Project Summary Macrophages infected by Salmonella enterica serovar Typhimurium (STm) undergo a lytic inflammatory cell death known as pyroptosis to eliminate Salmonella’s replicative niche and promote inflammatory responses via release of IL-1 cytokines. While STm SPI-1 activity triggers a rapid Casp1-dependent pyroptosis, it can still induce Caspase-8 (Casp-8)-dependent cell death in the absence of Casp1. However, in the absence of SPI-1- mediated invasion and early pyroptosis, STm establishes a replicative compartment within macrophages and triggers a late Casp1/11-dependent cell death. Intriguingly, our preliminary studies show for the first time that in contrast to STm strains that have previously been studied, clinical S. enterica serovar isolates, including S. Enteritidis (SE), obtained from a strain bank of veterinary isolates at the University of Pennsylvania, and DT104, the recently-emerged STm strain responsible for invasive non-Typhoidal Salmonella (iNTS) disease in sub- Saharan Africa, trigger Casp1/11-independent cell death, suggesting that the innate immune response to clinical Salmonella enterica differs significantly from that induced by commonly used laboratory strains. SE is a leading cause of Salmonellosis in the United States, yet we currently lack mechanistic knowledge of how it interacts with the innate immune system. The central goal of this proposal is to define the host and Salmonella factors responsible for late Casp1/11-independent death, which may contribute to the pathogenesis of invasive disease caused by iNTS isolates. We find that Casp8 is responsible for the Casp1/11-independent cell death triggered by SE infection, and that this cell death requires a functional SPI-2 T3SS. Together, our studies provoke the hypothesis that Salmonella serovar Enteritidis possesses unique virulence factors that trigger Casp8-mediated cell death in the absence of Casp1. We will test this hypothesis in this proposal in two Aims that will (1) Define the host signaling components required to induce Casp8-dependent cell death in response to SE, and (2) Mechanistically define the SE-specific bacterial factors required to induce this SPI-2- and Casp8-dependent cell death. Defining such factors will provide new insight into the virulence and host interactions of less well-studied Salmonella serovars that are responsible for a large proportion of Salmonella infections in the US and Europe.
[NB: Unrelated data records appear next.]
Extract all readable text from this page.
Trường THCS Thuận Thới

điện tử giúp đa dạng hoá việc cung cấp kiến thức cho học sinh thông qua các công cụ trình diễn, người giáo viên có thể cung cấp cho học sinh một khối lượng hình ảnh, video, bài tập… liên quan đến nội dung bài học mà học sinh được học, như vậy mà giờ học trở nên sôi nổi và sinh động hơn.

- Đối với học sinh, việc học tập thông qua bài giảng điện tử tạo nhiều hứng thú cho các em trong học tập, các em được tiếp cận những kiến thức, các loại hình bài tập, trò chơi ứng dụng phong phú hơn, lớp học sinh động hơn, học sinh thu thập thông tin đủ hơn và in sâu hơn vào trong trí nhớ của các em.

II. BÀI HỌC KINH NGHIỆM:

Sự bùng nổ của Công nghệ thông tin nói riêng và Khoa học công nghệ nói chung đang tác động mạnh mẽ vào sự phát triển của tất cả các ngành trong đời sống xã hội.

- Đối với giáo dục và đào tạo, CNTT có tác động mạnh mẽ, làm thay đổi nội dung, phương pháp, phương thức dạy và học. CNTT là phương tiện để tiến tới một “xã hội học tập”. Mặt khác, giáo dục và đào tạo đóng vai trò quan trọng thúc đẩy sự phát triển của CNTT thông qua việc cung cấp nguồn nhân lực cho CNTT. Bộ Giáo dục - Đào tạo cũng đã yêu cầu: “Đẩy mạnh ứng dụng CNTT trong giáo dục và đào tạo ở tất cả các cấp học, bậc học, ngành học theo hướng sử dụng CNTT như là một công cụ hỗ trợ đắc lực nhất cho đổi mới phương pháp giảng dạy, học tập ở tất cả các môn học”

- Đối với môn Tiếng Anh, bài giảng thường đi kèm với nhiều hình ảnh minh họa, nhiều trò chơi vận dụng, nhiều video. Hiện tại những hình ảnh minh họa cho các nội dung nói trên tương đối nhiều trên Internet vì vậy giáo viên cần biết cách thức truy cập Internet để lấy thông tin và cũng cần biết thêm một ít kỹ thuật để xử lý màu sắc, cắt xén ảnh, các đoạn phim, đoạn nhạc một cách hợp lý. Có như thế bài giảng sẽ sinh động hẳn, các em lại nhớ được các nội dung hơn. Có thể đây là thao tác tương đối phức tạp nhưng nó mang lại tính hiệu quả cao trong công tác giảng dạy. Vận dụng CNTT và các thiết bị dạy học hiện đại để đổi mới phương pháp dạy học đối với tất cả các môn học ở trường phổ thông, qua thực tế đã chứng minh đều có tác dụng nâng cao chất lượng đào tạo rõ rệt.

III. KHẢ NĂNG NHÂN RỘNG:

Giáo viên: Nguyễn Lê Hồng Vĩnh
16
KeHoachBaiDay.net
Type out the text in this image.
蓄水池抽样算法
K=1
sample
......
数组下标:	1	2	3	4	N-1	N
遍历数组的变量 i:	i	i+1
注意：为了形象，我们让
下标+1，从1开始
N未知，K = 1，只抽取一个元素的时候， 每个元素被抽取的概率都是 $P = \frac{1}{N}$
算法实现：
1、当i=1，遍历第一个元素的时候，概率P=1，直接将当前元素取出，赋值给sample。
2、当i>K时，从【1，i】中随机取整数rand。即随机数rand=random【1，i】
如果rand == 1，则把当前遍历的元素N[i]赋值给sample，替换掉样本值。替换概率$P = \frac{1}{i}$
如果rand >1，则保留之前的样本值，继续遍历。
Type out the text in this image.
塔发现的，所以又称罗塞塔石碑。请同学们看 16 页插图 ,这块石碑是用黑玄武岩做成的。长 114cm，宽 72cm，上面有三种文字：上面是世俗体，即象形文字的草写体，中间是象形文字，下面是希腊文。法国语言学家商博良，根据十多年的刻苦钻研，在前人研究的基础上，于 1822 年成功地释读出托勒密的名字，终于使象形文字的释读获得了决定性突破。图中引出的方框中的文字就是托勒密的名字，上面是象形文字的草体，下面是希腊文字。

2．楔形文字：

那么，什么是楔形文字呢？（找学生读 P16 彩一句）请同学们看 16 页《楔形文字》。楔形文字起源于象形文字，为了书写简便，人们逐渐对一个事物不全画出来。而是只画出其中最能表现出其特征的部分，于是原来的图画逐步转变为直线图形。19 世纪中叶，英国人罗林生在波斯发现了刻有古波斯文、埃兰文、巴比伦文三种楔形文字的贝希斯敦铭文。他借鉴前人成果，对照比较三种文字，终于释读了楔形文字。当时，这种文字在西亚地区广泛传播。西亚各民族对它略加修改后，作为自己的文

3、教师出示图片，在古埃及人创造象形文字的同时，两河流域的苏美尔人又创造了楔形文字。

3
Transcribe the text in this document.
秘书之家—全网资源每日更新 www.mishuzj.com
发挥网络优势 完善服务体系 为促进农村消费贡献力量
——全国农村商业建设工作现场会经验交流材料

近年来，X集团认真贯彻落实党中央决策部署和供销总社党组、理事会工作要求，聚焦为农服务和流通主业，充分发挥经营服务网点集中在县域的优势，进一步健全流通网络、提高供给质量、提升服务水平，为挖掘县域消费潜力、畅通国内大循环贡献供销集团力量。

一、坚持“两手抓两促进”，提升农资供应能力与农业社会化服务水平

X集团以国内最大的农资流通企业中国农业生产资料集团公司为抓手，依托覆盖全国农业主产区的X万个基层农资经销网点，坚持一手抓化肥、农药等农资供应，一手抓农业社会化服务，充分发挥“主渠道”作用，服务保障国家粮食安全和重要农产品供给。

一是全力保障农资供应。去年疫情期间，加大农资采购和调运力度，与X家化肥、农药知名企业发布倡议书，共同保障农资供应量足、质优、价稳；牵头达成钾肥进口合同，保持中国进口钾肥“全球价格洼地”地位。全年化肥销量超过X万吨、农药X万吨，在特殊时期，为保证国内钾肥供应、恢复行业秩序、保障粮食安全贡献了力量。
项目摘要 由肠道肠孢子虫（STM）感染的巨噬细胞经历裂解炎症细胞 死亡称为凋亡，以消除沙门氏菌的复制生态位，并通过 释放IL-1细胞因子。尽管STM SPI-1活性触发了CASP1依赖性的快速凋亡，但仍可以 在没有CASP1的情况下，诱导caspase-8（CASP-8）依赖性细胞死亡。但是，在没有SPI-1-的情况下 介导的浸润和早期的凋亡，STM在巨噬细胞和 触发CASP1/11依赖性细胞死亡。有趣的是，我们的初步研究首次表明 与以前已研究的STM菌株对比，临床S. enterica血清分离株，包括S. 从宾夕法尼亚大学和DT104的兽医分离株获得的Enteritidis（SE）， 最近出现的STM菌株负责侵入性非细域沙门氏菌（INTS）疾病 撒哈拉非洲，触发casp1/11独立的细胞死亡，表明对临床的先天免疫应答 肠沙门氏菌与常用的实验室菌株诱导的肠道显着区别。 SE是领先 在美国的沙门氏菌病的原因，但我们目前缺乏有关它如何相互作用的机械知识 先天免疫系统。该提议的核心目标是定义宿主和沙门氏菌因素 负责晚期CASP1/11非依赖性死亡，这可能导致侵入性疾病的发病机理 由INT分离株引起。我们发现CASP8负责CASP1/11独立的细胞死亡触发 通过SE感染，该细胞死亡需要功能性SPI-2 T3S。一起，我们的研究引起了 假设沙门氏菌血清果酱具有触发casp8介导的独特病毒因子 在没有CASP1的情况下细胞死亡。我们将在该提案中以两个目标来检验该假设，以（1）定义 诱导casp8依赖性细胞死亡所需的宿主信号传导成分，（2） 机械地定义了诱导该SPI-2-和CASP8依赖性细胞所需的SE特异性细菌 死亡。定义此类因素将为病毒和宿主相互作用提供新的见解。 造成美国和欧洲大部分沙门氏菌感染的沙门氏菌血清射手。